During a session at the UN’s climate summit COP 20 last week, Maximo Ba Tiul, a representative of the People’s Council of Tezulutlan, an indigenous group from Guatemala, asked: “Why do our human rights have to be violated to mitigate climate change effects?”

“Why do our human rights have to be violated to mitigate climate change effects?”

Maximo Ba Tiul, People’s Council of Tezulutlan

His question was met with silence in the auditorium.

Much of the discussion that has followed these remarks concerns the Clean Development Mechanism (CDM), a compensation system established to help developed countries meet their climate commitments by investing in projects that reduce carbon emissions in developing countries.

But the construction of the Santa Rita hydroelectric dam in Guatemala, registered as a CDM project, has gone ahead without adequate consultation with the people living in the area — and this has had dramatic consequences for the native Maya inhabitants, according to the People’s Council of Tezulutlan.

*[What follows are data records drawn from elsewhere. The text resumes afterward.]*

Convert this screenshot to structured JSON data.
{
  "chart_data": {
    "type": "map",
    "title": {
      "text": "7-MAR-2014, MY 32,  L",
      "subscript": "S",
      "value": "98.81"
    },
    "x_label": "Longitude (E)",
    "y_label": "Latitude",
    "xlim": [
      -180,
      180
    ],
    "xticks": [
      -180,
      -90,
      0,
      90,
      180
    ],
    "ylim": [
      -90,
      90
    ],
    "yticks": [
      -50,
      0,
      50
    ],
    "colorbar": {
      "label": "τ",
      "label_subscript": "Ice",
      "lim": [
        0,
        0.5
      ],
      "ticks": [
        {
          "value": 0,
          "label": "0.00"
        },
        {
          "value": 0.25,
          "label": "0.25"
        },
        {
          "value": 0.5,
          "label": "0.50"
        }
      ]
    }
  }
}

The Santa Rita project is the first to be formally reviewed by CDM’s board. After the review was completed in June the board told an indigenous representative that, after careful assessment, it considered the project compliant with CDM requirements.

The dam is located over the Dolores river of Guatemala’s Alta Verapaz region, the only water resource for 30 communities. According to the People’s Council of Tezulutlan and other NGOs working in the area, communities were informed about the construction in Spanish, despite earlier commitments to communicate to them in their own languages.

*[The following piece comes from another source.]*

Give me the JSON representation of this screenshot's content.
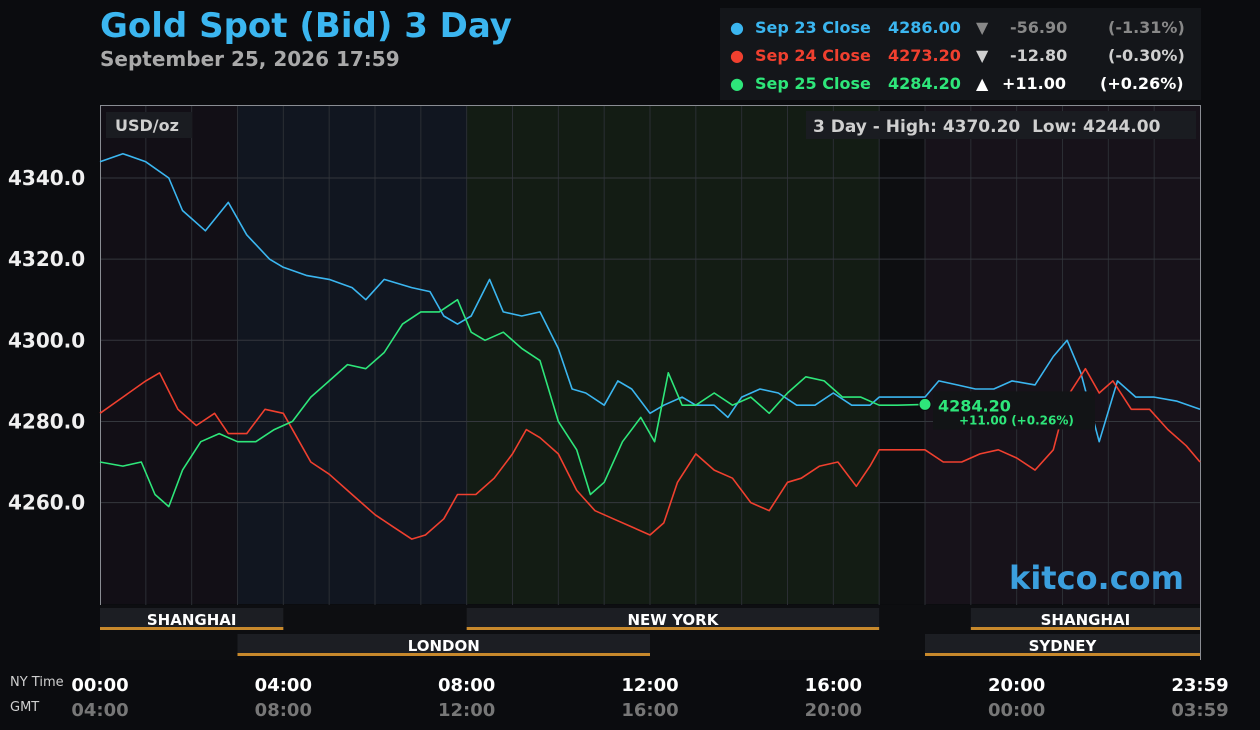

They were not told why the dam was being built, or the possible problems or benefits it could bring. When the communities opposed it the army was deployed to suppress protest, and construction began.

Since 2009 seven people have died — including two boys aged 11 and 13 — in clashes between the army and villagers opposed to the dam.

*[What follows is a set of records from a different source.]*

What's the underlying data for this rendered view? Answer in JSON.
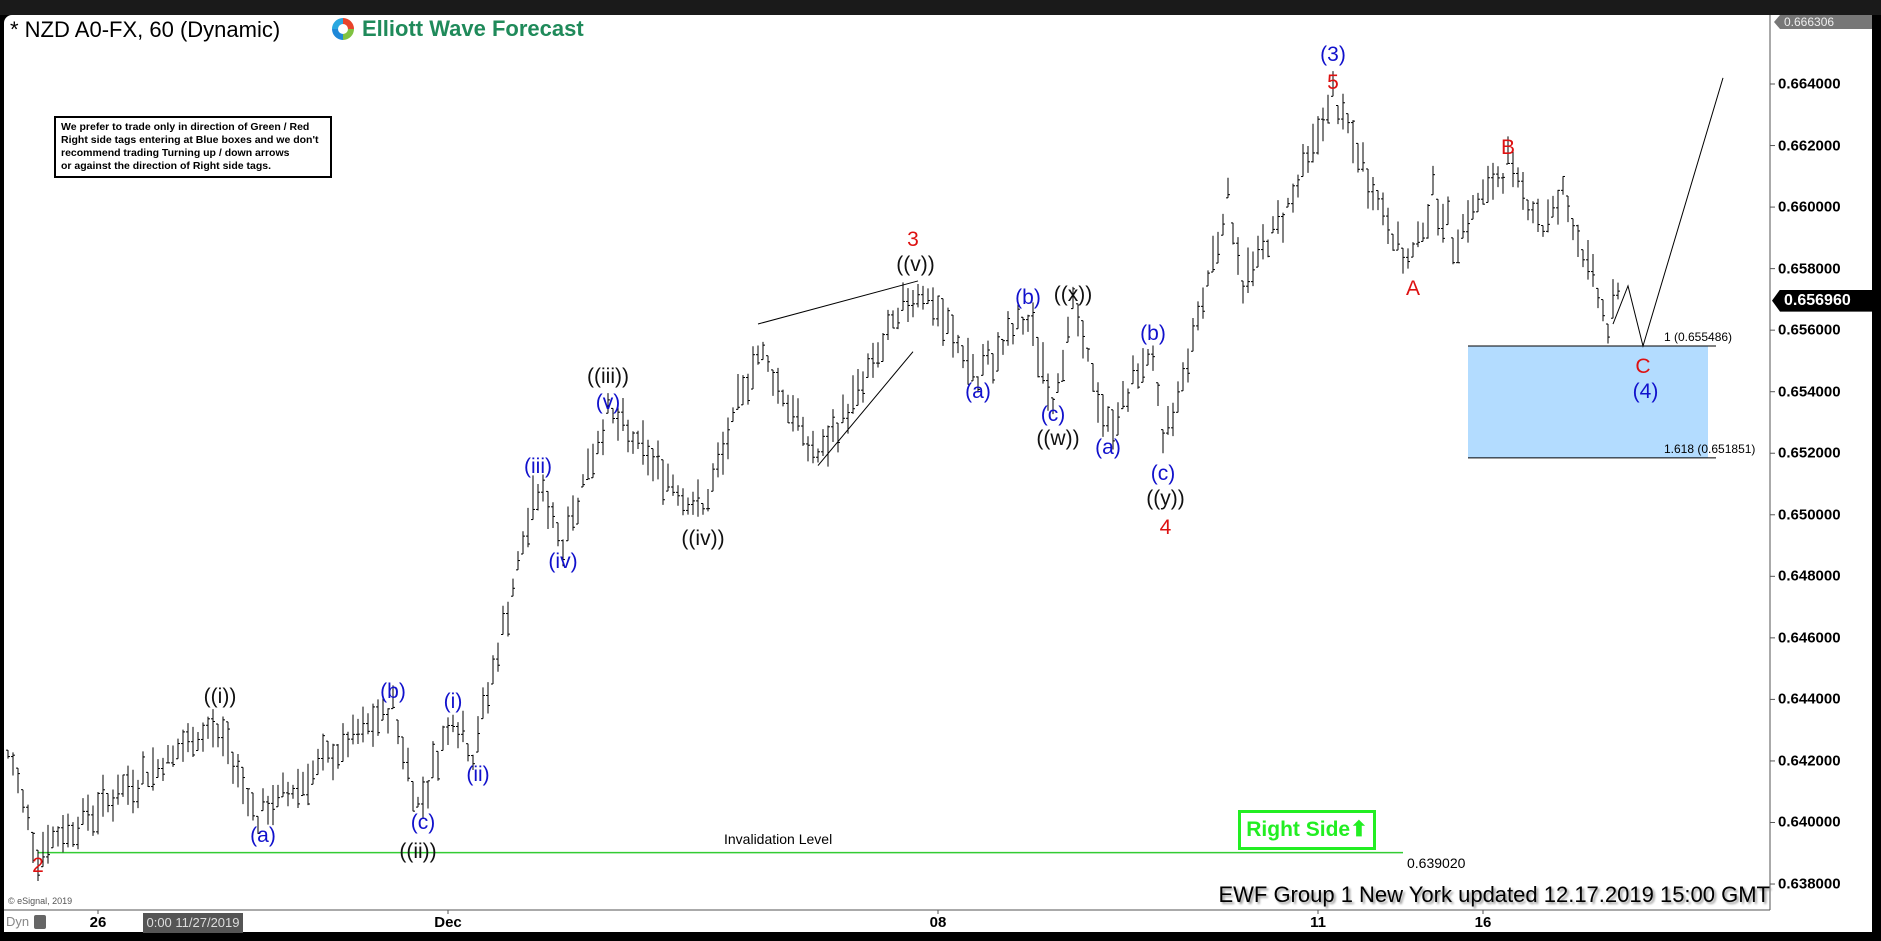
{
  "header": {
    "title": "* NZD A0-FX, 60 (Dynamic)",
    "logo_text": "Elliott Wave Forecast"
  },
  "note": {
    "lines": [
      "We prefer to trade only in direction of Green / Red",
      "Right side tags entering at Blue boxes and we don't",
      "recommend trading Turning up / down arrows",
      "or against the direction of Right side tags."
    ]
  },
  "footer": {
    "updated": "EWF Group 1 New York updated 12.17.2019 15:00 GMT",
    "copyright": "© eSignal, 2019",
    "dyn": "Dyn",
    "cursor_date": "0:00 11/27/2019"
  },
  "right_side": {
    "label": "Right Side",
    "arrow": "⬆",
    "color": "#22ee22"
  },
  "colors": {
    "red": "#dd1111",
    "blue": "#1111cc",
    "black": "#111111",
    "box": "#b3dcff",
    "invalidation": "#33cc33"
  },
  "chart_data": {
    "type": "ohlc-bar",
    "symbol": "NZD A0-FX",
    "interval": "60",
    "ylim": [
      0.638,
      0.666306
    ],
    "top_value": "0.666306",
    "current_price": "0.656960",
    "y_ticks": [
      "0.664000",
      "0.662000",
      "0.660000",
      "0.658000",
      "0.656000",
      "0.654000",
      "0.652000",
      "0.650000",
      "0.648000",
      "0.646000",
      "0.644000",
      "0.642000",
      "0.640000",
      "0.638000"
    ],
    "x_ticks": [
      {
        "label": "26",
        "bar": 18
      },
      {
        "label": "Dec",
        "bar": 88
      },
      {
        "label": "08",
        "bar": 186
      },
      {
        "label": "11",
        "bar": 262
      },
      {
        "label": "16",
        "bar": 295
      }
    ],
    "price_pivots": [
      [
        0,
        0.64235
      ],
      [
        6,
        0.6391
      ],
      [
        42,
        0.6432
      ],
      [
        50,
        0.6402
      ],
      [
        77,
        0.6437
      ],
      [
        82,
        0.6405
      ],
      [
        89,
        0.6435
      ],
      [
        93,
        0.6422
      ],
      [
        106,
        0.651
      ],
      [
        111,
        0.6492
      ],
      [
        120,
        0.6533
      ],
      [
        139,
        0.65
      ],
      [
        150,
        0.6555
      ],
      [
        162,
        0.6517
      ],
      [
        182,
        0.6575
      ],
      [
        194,
        0.6545
      ],
      [
        204,
        0.6565
      ],
      [
        209,
        0.6538
      ],
      [
        213,
        0.6567
      ],
      [
        220,
        0.6527
      ],
      [
        229,
        0.6555
      ],
      [
        231,
        0.652
      ],
      [
        244,
        0.6603
      ],
      [
        247,
        0.6576
      ],
      [
        256,
        0.66
      ],
      [
        265,
        0.6636
      ],
      [
        268,
        0.6624
      ],
      [
        280,
        0.658
      ],
      [
        285,
        0.6604
      ],
      [
        289,
        0.659
      ],
      [
        300,
        0.6614
      ],
      [
        307,
        0.6594
      ],
      [
        311,
        0.6604
      ],
      [
        320,
        0.6562
      ],
      [
        322,
        0.657
      ]
    ],
    "projection": [
      [
        321,
        0.6562
      ],
      [
        324,
        0.65744
      ],
      [
        327,
        0.655486
      ],
      [
        343,
        0.6642
      ]
    ],
    "wedge_lines": [
      [
        [
          150,
          0.6562
        ],
        [
          182,
          0.6576
        ]
      ],
      [
        [
          162,
          0.6516
        ],
        [
          181,
          0.6553
        ]
      ]
    ],
    "blue_box": {
      "from_bar": 292,
      "to_bar": 340,
      "top": 0.655486,
      "bottom": 0.651851,
      "top_label": "1 (0.655486)",
      "bottom_label": "1.618 (0.651851)"
    },
    "invalidation": {
      "value": 0.63902,
      "label": "Invalidation Level",
      "value_label": "0.639020",
      "from_bar": 6,
      "to_bar": 279
    },
    "wave_labels": [
      {
        "text": "2",
        "color": "red",
        "bar": 6,
        "price": 0.63859
      },
      {
        "text": "((i))",
        "color": "black",
        "bar": 42.4,
        "price": 0.64408
      },
      {
        "text": "(a)",
        "color": "blue",
        "bar": 51,
        "price": 0.63956
      },
      {
        "text": "(b)",
        "color": "blue",
        "bar": 77,
        "price": 0.64424
      },
      {
        "text": "(c)",
        "color": "blue",
        "bar": 83,
        "price": 0.63998
      },
      {
        "text": "((ii))",
        "color": "black",
        "bar": 82,
        "price": 0.63904
      },
      {
        "text": "(i)",
        "color": "blue",
        "bar": 89,
        "price": 0.64392
      },
      {
        "text": "(ii)",
        "color": "blue",
        "bar": 94,
        "price": 0.64154
      },
      {
        "text": "(iii)",
        "color": "blue",
        "bar": 106,
        "price": 0.65155
      },
      {
        "text": "(iv)",
        "color": "blue",
        "bar": 111,
        "price": 0.64847
      },
      {
        "text": "((iii))",
        "color": "black",
        "bar": 120,
        "price": 0.65448
      },
      {
        "text": "(v)",
        "color": "blue",
        "bar": 120,
        "price": 0.65363
      },
      {
        "text": "((iv))",
        "color": "black",
        "bar": 139,
        "price": 0.64921
      },
      {
        "text": "3",
        "color": "red",
        "bar": 181,
        "price": 0.65893
      },
      {
        "text": "((v))",
        "color": "black",
        "bar": 181.5,
        "price": 0.65812
      },
      {
        "text": "(a)",
        "color": "blue",
        "bar": 194,
        "price": 0.65399
      },
      {
        "text": "(b)",
        "color": "blue",
        "bar": 204,
        "price": 0.65705
      },
      {
        "text": "((x))",
        "color": "black",
        "bar": 213,
        "price": 0.65714
      },
      {
        "text": "(c)",
        "color": "blue",
        "bar": 209,
        "price": 0.65324
      },
      {
        "text": "((w))",
        "color": "black",
        "bar": 210,
        "price": 0.65246
      },
      {
        "text": "(a)",
        "color": "blue",
        "bar": 220,
        "price": 0.65217
      },
      {
        "text": "(b)",
        "color": "blue",
        "bar": 229,
        "price": 0.65588
      },
      {
        "text": "(c)",
        "color": "blue",
        "bar": 231,
        "price": 0.65132
      },
      {
        "text": "((y))",
        "color": "black",
        "bar": 231.5,
        "price": 0.65051
      },
      {
        "text": "4",
        "color": "red",
        "bar": 231.5,
        "price": 0.64957
      },
      {
        "text": "(3)",
        "color": "blue",
        "bar": 265,
        "price": 0.66494
      },
      {
        "text": "5",
        "color": "red",
        "bar": 265,
        "price": 0.66403
      },
      {
        "text": "A",
        "color": "red",
        "bar": 281,
        "price": 0.65734
      },
      {
        "text": "B",
        "color": "red",
        "bar": 300,
        "price": 0.66192
      },
      {
        "text": "C",
        "color": "red",
        "bar": 327,
        "price": 0.6548
      },
      {
        "text": "(4)",
        "color": "blue",
        "bar": 327.5,
        "price": 0.65399
      }
    ]
  }
}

At COP 20 several NGOs and civil society organisations have been lobbying state parties to take more account of human rights, especially for indigenous peoples, when making decisions or negotiating climate mitigation and adaptation projects.

For instance, David Estrin, co-chair of the International Bar Association Task Force on Climate Change Justice and Human Rights, suggests incorporating a human rights assessment into all climate change programmes.

The Cancun Agreements reached at the 2010 UN Climate Change Conference issued seven safeguarding guidelines to consider before the start of a climate project, with the overall goal of protecting human rights and the environment.

But some groups such as Carbon Market Watch, which among other activities scrutinises the CDM, say the CDM itself does not have sufficient human rights safeguards built into its operating guidelines.

In the session where Ba Tiul spoke, Hugh Sealy, chair of the CDM executive board, acknowledged that the Santa Rita case has led to efforts to improve safeguards to prevent future conflicts.

“One of the big challenges with safeguards is [that] their principles are too wide. International negotiations need to have a language broad enough to allow all states to adhere to guidelines, but in practice this is dangerous, because guidelines are too vague and so they are kept just on paper,” Juan Carlos Carillo, of the Mexican Center for Environmental Law, told SciDev.Net.

Speaking about another UN mechanism, the carbon transaction process REDD+, Ronny Hansen, policy adviser at Rainforest Foundation Norway, says the “safeguards lack details, developing countries don’t know how to honour them, and many are not respected on the ground”.

The situation is the same with CDM — Sealy admitted that negotiations about rules have not progressed in years, and much remains to be discussed.

“Safeguards should comply with international law, and with human, labour, and indigenous rights”, said Andrea Rodríguez, legal adviser for the climate change programme of the Interamerican Association for Environmental Defense. “So an effective assessment of the implementation and monitoring of safeguards is crucial.”

But Hansen is disappointed with the current state of negotiations. He says developing countries need more clarity on the safeguards, but other countries such as Brazil and Mexico, “just want to close the negotiations” to avoid the benchmark for compliance being set too high.